In The Big Short Christian Bale plays Michael Burry, a socially inept yet brilliant fund manager who first discovers that the housing bubble is in danger of collapsing and decides to take advantage of the dilemma by essentially betting against the banks. Once word gets out about what Burry has been up to, other Wall Street outliers take heed and follow in his footsteps leveraging their own financial success against the wellbeing of the American people.
The Big Short works phenomenally well as a fictitious take on actual events. It plays as a documentary at times, doing as good a job of explain the foibles of banking and Wall Street to the layman as can be expected in a theatrical forum. It also creates dynamic characters that make the story breathe. Most notably, Steve Carrell as Mark Baum, another fund manager crippled by personal tragedy and an overabundance of conscience unbefitting his profession, gives the story something of a hero to rally behind. Of course, this is where The Big Short fails as a true account of the real life market collapse. These men were gambling on failure. They profited enormously from the doom of many others nearly as much as the banks had up until that point. To make heroes out of these men is not the easiest sell.

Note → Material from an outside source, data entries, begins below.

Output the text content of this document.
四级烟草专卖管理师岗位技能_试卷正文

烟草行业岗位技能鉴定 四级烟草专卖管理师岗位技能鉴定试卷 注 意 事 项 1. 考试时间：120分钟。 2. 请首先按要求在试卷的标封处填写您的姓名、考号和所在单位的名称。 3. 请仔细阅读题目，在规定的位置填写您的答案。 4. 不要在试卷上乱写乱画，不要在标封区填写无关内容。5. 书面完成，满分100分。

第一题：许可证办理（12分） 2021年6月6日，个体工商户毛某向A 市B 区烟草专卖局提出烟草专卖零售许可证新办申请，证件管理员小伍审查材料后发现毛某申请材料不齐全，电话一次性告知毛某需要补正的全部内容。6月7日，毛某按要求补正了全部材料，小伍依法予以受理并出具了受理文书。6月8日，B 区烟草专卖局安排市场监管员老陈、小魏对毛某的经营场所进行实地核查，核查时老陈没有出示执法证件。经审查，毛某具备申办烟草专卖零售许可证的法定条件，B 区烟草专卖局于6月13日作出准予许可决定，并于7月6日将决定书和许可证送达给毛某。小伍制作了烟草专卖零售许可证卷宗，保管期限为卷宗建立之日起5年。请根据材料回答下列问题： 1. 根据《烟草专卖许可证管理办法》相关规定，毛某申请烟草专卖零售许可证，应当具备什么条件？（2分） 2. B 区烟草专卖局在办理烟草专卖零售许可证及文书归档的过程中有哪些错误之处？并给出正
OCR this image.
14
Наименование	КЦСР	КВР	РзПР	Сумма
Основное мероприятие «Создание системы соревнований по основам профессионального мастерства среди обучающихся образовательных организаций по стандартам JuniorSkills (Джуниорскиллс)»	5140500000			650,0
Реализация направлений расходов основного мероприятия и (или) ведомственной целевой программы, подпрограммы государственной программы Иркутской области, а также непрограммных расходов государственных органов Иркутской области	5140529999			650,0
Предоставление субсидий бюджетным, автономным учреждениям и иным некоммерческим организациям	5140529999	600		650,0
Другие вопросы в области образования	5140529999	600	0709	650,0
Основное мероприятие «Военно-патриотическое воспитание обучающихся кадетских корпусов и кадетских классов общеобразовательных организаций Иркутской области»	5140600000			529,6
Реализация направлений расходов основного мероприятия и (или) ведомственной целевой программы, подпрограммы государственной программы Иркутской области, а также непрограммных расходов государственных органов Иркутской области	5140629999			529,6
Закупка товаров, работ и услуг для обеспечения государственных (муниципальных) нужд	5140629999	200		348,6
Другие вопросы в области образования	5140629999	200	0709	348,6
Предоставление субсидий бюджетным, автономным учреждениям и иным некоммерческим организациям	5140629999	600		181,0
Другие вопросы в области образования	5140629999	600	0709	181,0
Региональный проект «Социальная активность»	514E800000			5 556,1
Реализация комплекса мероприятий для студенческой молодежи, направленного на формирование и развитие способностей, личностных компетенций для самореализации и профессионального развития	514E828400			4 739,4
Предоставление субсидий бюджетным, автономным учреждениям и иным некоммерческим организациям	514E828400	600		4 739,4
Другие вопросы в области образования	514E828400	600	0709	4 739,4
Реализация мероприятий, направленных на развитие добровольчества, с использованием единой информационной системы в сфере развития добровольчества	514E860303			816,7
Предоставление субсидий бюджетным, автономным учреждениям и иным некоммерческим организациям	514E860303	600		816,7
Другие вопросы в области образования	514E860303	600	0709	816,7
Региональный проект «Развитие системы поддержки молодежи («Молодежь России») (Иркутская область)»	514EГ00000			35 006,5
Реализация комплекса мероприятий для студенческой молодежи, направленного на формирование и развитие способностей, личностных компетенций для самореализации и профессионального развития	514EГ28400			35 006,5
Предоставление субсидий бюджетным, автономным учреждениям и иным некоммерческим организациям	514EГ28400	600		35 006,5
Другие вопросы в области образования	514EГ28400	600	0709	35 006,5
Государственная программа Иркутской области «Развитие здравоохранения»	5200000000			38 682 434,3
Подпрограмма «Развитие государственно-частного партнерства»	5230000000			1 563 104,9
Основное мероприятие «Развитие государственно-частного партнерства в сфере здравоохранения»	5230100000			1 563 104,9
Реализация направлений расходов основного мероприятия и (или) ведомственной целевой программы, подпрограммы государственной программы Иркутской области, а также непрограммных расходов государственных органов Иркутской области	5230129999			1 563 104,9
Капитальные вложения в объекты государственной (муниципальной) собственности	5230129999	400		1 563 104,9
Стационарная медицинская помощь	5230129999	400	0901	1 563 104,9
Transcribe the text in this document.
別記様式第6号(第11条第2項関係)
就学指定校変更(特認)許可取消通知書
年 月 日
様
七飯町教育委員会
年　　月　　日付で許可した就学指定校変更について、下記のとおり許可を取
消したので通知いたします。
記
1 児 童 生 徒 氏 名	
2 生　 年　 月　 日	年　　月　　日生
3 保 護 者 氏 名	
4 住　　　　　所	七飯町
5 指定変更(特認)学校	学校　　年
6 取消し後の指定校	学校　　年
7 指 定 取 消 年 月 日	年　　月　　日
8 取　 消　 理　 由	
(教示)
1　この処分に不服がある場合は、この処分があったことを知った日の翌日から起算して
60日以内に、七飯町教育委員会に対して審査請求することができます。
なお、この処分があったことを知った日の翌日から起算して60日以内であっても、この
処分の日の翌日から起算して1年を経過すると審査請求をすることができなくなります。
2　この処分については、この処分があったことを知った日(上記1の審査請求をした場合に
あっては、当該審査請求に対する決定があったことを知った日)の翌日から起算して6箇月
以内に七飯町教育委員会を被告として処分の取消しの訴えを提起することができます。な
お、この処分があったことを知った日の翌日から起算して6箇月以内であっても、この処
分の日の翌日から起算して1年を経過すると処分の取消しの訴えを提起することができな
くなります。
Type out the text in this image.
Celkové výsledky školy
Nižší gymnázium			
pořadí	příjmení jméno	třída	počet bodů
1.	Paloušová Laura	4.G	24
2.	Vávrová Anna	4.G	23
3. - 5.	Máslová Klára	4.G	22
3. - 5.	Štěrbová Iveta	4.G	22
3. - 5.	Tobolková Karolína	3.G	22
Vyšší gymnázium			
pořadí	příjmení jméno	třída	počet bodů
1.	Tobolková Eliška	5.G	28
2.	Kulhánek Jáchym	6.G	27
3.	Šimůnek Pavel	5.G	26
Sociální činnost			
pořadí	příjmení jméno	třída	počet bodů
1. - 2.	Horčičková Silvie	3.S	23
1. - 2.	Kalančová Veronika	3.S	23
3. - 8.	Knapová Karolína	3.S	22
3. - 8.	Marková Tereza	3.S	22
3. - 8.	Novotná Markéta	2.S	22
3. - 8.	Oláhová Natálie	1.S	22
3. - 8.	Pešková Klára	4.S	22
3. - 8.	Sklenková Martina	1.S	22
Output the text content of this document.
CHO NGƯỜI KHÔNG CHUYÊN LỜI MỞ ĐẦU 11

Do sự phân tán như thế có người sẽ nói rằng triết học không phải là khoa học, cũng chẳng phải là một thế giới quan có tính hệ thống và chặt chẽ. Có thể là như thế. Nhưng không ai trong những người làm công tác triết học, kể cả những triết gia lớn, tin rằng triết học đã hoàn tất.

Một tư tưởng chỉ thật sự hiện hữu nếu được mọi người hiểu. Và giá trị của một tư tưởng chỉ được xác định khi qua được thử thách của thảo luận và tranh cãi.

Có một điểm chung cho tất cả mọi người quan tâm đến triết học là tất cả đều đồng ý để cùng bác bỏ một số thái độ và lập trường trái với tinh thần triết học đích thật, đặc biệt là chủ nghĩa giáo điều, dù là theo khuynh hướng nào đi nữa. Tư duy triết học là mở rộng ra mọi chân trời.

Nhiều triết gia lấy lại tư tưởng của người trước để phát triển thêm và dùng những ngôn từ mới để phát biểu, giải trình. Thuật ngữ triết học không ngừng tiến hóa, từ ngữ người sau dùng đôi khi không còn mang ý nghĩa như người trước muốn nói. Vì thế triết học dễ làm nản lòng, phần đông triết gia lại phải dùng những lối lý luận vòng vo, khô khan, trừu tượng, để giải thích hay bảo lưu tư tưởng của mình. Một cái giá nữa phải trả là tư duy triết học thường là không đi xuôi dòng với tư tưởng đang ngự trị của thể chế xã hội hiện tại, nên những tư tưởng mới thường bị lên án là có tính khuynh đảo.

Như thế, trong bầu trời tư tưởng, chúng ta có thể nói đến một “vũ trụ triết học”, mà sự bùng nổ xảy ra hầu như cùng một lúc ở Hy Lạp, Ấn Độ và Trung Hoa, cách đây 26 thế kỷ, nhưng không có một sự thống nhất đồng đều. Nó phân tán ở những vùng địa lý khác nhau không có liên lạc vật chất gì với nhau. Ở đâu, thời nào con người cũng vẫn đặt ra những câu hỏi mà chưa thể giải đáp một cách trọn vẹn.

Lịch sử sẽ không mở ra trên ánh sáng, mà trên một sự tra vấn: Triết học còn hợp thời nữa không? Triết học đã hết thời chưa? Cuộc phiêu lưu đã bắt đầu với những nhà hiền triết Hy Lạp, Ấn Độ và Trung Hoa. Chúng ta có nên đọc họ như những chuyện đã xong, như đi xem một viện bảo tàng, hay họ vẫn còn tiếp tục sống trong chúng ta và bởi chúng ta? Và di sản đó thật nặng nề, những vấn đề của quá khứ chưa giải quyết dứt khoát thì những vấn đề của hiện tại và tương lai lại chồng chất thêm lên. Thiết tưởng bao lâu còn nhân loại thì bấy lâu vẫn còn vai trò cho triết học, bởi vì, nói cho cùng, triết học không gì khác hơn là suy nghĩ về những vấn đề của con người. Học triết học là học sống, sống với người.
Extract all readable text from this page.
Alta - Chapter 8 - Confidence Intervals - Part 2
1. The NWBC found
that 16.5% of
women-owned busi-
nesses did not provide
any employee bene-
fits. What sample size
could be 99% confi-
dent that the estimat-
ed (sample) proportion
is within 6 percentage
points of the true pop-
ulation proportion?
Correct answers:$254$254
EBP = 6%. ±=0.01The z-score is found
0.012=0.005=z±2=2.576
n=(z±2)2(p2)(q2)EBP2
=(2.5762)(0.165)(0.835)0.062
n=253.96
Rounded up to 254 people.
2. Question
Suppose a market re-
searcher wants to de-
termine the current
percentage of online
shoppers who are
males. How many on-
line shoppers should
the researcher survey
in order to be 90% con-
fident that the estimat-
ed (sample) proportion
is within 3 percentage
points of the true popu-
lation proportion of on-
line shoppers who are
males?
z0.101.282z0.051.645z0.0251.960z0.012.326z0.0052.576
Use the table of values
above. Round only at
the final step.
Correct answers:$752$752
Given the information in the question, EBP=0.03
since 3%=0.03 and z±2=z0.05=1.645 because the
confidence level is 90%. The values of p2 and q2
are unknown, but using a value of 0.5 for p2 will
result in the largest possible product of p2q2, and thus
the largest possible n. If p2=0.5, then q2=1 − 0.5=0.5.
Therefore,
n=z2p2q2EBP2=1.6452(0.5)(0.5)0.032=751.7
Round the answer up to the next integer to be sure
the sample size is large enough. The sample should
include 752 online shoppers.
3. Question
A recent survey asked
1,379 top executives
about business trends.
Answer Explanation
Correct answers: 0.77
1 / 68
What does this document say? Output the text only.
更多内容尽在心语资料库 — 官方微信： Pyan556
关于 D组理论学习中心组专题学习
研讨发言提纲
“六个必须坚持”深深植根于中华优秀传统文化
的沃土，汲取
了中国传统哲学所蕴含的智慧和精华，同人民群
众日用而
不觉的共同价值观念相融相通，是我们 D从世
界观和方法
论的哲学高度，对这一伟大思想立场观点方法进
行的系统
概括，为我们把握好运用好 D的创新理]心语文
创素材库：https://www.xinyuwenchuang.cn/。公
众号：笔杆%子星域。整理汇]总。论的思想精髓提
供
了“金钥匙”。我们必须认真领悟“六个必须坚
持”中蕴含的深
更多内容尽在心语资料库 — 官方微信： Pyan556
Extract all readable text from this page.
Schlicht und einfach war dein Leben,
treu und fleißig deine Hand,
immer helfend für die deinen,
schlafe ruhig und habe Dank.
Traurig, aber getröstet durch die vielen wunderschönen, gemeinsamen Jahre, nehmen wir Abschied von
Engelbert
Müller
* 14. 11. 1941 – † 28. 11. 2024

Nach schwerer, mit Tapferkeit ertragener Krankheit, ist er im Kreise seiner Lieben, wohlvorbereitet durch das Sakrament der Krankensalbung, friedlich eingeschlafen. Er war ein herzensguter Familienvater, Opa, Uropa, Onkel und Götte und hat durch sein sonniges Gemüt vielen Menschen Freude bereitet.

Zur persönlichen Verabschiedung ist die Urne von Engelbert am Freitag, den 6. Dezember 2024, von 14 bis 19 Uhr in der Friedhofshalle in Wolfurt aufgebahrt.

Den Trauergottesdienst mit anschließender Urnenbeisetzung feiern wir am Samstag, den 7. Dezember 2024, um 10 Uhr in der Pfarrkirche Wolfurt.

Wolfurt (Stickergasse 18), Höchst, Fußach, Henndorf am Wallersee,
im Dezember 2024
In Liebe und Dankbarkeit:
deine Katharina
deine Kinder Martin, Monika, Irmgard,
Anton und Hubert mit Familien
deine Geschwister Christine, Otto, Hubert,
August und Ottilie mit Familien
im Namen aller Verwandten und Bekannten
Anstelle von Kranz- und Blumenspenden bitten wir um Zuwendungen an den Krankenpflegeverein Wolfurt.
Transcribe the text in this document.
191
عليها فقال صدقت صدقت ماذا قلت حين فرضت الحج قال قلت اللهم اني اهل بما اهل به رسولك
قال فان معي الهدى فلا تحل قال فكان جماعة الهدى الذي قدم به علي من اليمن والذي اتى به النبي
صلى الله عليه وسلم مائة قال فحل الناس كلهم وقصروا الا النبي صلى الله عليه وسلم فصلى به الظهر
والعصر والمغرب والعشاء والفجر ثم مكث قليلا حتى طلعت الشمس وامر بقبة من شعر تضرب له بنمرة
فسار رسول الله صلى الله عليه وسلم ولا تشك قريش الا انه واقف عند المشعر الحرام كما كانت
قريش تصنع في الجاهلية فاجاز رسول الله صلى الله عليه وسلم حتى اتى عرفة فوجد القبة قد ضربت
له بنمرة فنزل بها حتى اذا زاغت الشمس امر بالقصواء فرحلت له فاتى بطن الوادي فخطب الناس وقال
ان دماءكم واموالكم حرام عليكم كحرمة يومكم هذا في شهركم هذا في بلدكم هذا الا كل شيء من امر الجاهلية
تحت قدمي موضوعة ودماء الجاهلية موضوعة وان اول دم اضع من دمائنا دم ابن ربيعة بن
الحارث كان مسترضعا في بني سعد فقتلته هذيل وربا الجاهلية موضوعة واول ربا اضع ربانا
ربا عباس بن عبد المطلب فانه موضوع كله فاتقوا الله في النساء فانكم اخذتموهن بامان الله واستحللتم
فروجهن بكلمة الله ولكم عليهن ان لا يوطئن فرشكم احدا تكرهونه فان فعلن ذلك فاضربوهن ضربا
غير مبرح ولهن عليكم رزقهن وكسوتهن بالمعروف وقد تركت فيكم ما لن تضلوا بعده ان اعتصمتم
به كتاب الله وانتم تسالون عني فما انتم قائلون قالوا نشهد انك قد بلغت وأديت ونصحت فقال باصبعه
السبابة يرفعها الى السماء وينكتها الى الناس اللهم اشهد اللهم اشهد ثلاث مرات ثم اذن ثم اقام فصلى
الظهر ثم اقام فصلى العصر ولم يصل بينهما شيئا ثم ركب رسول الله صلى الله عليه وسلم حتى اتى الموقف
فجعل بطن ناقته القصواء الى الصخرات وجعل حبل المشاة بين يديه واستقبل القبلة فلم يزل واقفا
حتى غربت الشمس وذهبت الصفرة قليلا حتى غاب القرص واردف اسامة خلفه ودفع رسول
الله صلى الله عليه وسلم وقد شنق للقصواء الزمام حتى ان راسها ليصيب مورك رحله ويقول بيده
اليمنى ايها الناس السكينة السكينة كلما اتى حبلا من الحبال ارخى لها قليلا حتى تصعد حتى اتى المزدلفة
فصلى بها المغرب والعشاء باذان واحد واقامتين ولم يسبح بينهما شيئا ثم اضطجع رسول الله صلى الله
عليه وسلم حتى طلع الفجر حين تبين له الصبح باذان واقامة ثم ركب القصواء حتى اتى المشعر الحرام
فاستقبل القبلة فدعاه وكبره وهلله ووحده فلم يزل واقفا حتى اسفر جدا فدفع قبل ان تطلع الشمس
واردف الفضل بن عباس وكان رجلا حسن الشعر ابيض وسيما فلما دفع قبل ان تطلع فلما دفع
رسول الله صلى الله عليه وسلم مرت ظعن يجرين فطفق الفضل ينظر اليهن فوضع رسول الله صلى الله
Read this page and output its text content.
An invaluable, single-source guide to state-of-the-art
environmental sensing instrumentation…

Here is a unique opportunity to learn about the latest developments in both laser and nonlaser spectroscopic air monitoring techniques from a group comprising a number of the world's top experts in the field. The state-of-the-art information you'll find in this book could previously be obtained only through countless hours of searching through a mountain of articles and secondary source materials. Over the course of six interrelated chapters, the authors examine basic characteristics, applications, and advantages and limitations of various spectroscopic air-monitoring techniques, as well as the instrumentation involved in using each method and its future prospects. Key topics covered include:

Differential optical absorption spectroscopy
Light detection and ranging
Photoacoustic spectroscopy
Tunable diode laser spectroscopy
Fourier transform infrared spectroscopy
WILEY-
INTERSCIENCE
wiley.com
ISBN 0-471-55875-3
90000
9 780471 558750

The greatest real world asset this film has going for it is aforementioned way it explains the financial terminology and the events of that crisis in a way that the average person can more easily comprehend than those in the market would prefer-a point the film makes early on that is hard to argue. This is no easy task, considering it’s still a lot to take in, but it’s a terrific place to start.
The Big Short has a flashy style and impressive acting from players too numerous to mention here. It is sure to be an academy favorite if not an awards season juggernaut. On top of that, it is a great introduction to understanding one of the most important moments in our recent history. It’s well worth the price of admission.